34 Porque [yo] ampararé a esta ciudad para salvarla, por amor de mí, y por amor de David mi siervo.
35 Y aconteció [que] la misma noche salió el ángel del SEÑOR, e hirió en el campamento de los Asirios ciento ochenta y cinco mil [hombres]; y cuando se levantaron por la mañana, he aquí los cuerpos de los muertos.
36 Entonces Senaquerib, rey de Asiria se partió, y se fue de allí y se estuvo en Nínive.
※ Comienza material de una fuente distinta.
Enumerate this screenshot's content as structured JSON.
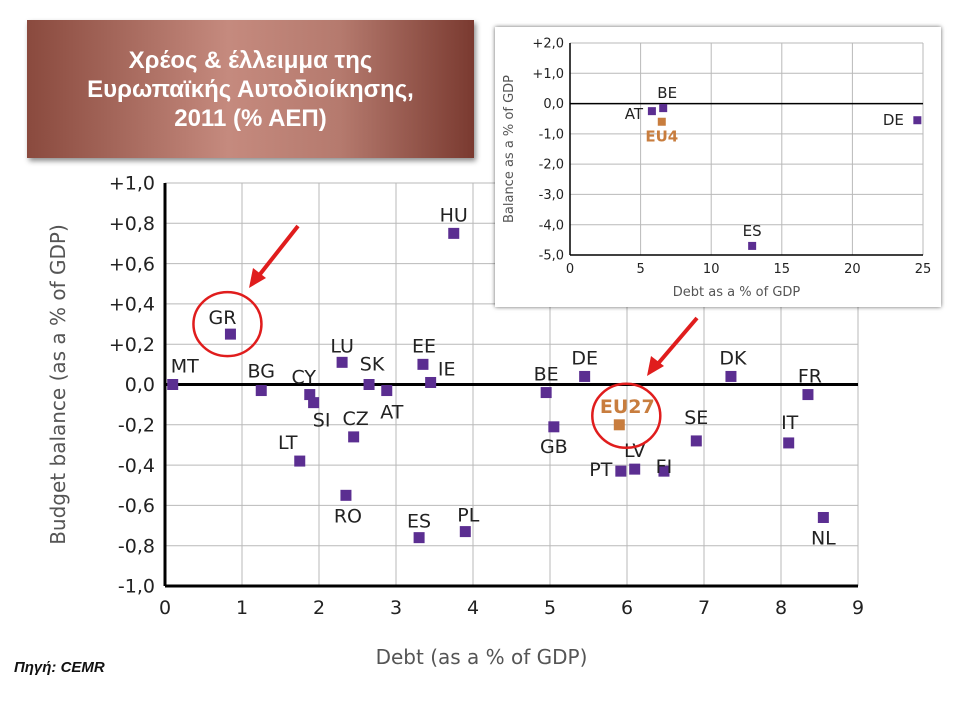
{
  "header": {
    "title_line1": "Χρέος & έλλειμμα της",
    "title_line2": "Ευρωπαϊκής Αυτοδιοίκησης,",
    "title_line3": "2011 (% ΑΕΠ)"
  },
  "source": "Πηγή: CEMR",
  "colors": {
    "point": "#5b2e91",
    "aggregate": "#c87d3e",
    "highlight": "#e01d1d",
    "axis": "#000000",
    "grid": "#b9b9b9",
    "tick_text": "#222222",
    "axis_label": "#555555"
  },
  "chart_data": [
    {
      "id": "main",
      "type": "scatter",
      "xlabel": "Debt (as a % of GDP)",
      "ylabel": "Budget balance (as a % of GDP)",
      "xlim": [
        0,
        9
      ],
      "ylim": [
        -1.0,
        1.0
      ],
      "xticks": [
        "0",
        "1",
        "2",
        "3",
        "4",
        "5",
        "6",
        "7",
        "8",
        "9"
      ],
      "yticks": [
        "+1,0",
        "+0,8",
        "+0,6",
        "+0,4",
        "+0,2",
        "0,0",
        "-0,2",
        "-0,4",
        "-0,6",
        "-0,8",
        "-1,0"
      ],
      "grid": true,
      "zero_line": true,
      "points": [
        {
          "label": "MT",
          "x": 0.1,
          "y": 0.0
        },
        {
          "label": "GR",
          "x": 0.85,
          "y": 0.25,
          "highlight": true
        },
        {
          "label": "BG",
          "x": 1.25,
          "y": -0.03
        },
        {
          "label": "LT",
          "x": 1.75,
          "y": -0.38
        },
        {
          "label": "CY",
          "x": 1.88,
          "y": -0.05
        },
        {
          "label": "SI",
          "x": 1.93,
          "y": -0.09
        },
        {
          "label": "LU",
          "x": 2.3,
          "y": 0.11
        },
        {
          "label": "RO",
          "x": 2.35,
          "y": -0.55
        },
        {
          "label": "CZ",
          "x": 2.45,
          "y": -0.26
        },
        {
          "label": "SK",
          "x": 2.65,
          "y": 0.0
        },
        {
          "label": "AT",
          "x": 2.88,
          "y": -0.03
        },
        {
          "label": "ES",
          "x": 3.3,
          "y": -0.76
        },
        {
          "label": "EE",
          "x": 3.35,
          "y": 0.1
        },
        {
          "label": "IE",
          "x": 3.45,
          "y": 0.01
        },
        {
          "label": "HU",
          "x": 3.75,
          "y": 0.75
        },
        {
          "label": "PL",
          "x": 3.9,
          "y": -0.73
        },
        {
          "label": "BE",
          "x": 4.95,
          "y": -0.04
        },
        {
          "label": "GB",
          "x": 5.05,
          "y": -0.21
        },
        {
          "label": "DE",
          "x": 5.45,
          "y": 0.04
        },
        {
          "label": "PT",
          "x": 5.92,
          "y": -0.43
        },
        {
          "label": "EU27",
          "x": 5.9,
          "y": -0.2,
          "aggregate": true,
          "highlight": true
        },
        {
          "label": "LV",
          "x": 6.1,
          "y": -0.42
        },
        {
          "label": "FI",
          "x": 6.48,
          "y": -0.43
        },
        {
          "label": "SE",
          "x": 6.9,
          "y": -0.28
        },
        {
          "label": "DK",
          "x": 7.35,
          "y": 0.04
        },
        {
          "label": "IT",
          "x": 8.1,
          "y": -0.29
        },
        {
          "label": "FR",
          "x": 8.35,
          "y": -0.05
        },
        {
          "label": "NL",
          "x": 8.55,
          "y": -0.66
        }
      ]
    },
    {
      "id": "inset",
      "type": "scatter",
      "xlabel": "Debt as a % of GDP",
      "ylabel": "Balance as a % of GDP",
      "xlim": [
        0,
        25
      ],
      "ylim": [
        -5.0,
        2.0
      ],
      "xticks": [
        "0",
        "5",
        "10",
        "15",
        "20",
        "25"
      ],
      "yticks": [
        "+2,0",
        "+1,0",
        "0,0",
        "-1,0",
        "-2,0",
        "-3,0",
        "-4,0",
        "-5,0"
      ],
      "grid": true,
      "zero_line": true,
      "points": [
        {
          "label": "AT",
          "x": 5.8,
          "y": -0.25
        },
        {
          "label": "BE",
          "x": 6.6,
          "y": -0.15
        },
        {
          "label": "EU4",
          "x": 6.5,
          "y": -0.6,
          "aggregate": true
        },
        {
          "label": "ES",
          "x": 12.9,
          "y": -4.7
        },
        {
          "label": "DE",
          "x": 24.6,
          "y": -0.55
        }
      ]
    }
  ]
}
37 Y aconteció, que estando él adorando en el templo de Nisroc su dios, Adramelec y Sarezer sus hijos lo hirieron a cuchillo; y huyeron a tierra de Ararat. Y reinó en su lugar Esar-hadón su hijo.
CAPÍTULO 20
1 En aquellos días cayó Ezequías enfermo de muerte, y vino a él Isaías profeta hijo de Amós, y le dijo: El SEÑOR dice así: Dispón de tu casa, porque has de morir, y no vivirás.
2 Entonces volvió él su rostro a la pared, y oró al SEÑOR, y dijo:
3 Te ruego, oh SEÑOR, te ruego que hagas memoria de que he andado delante de ti en verdad y en corazón perfecto; y que he hecho las cosas que te agradan. Y lloró Ezequías con gran lloro.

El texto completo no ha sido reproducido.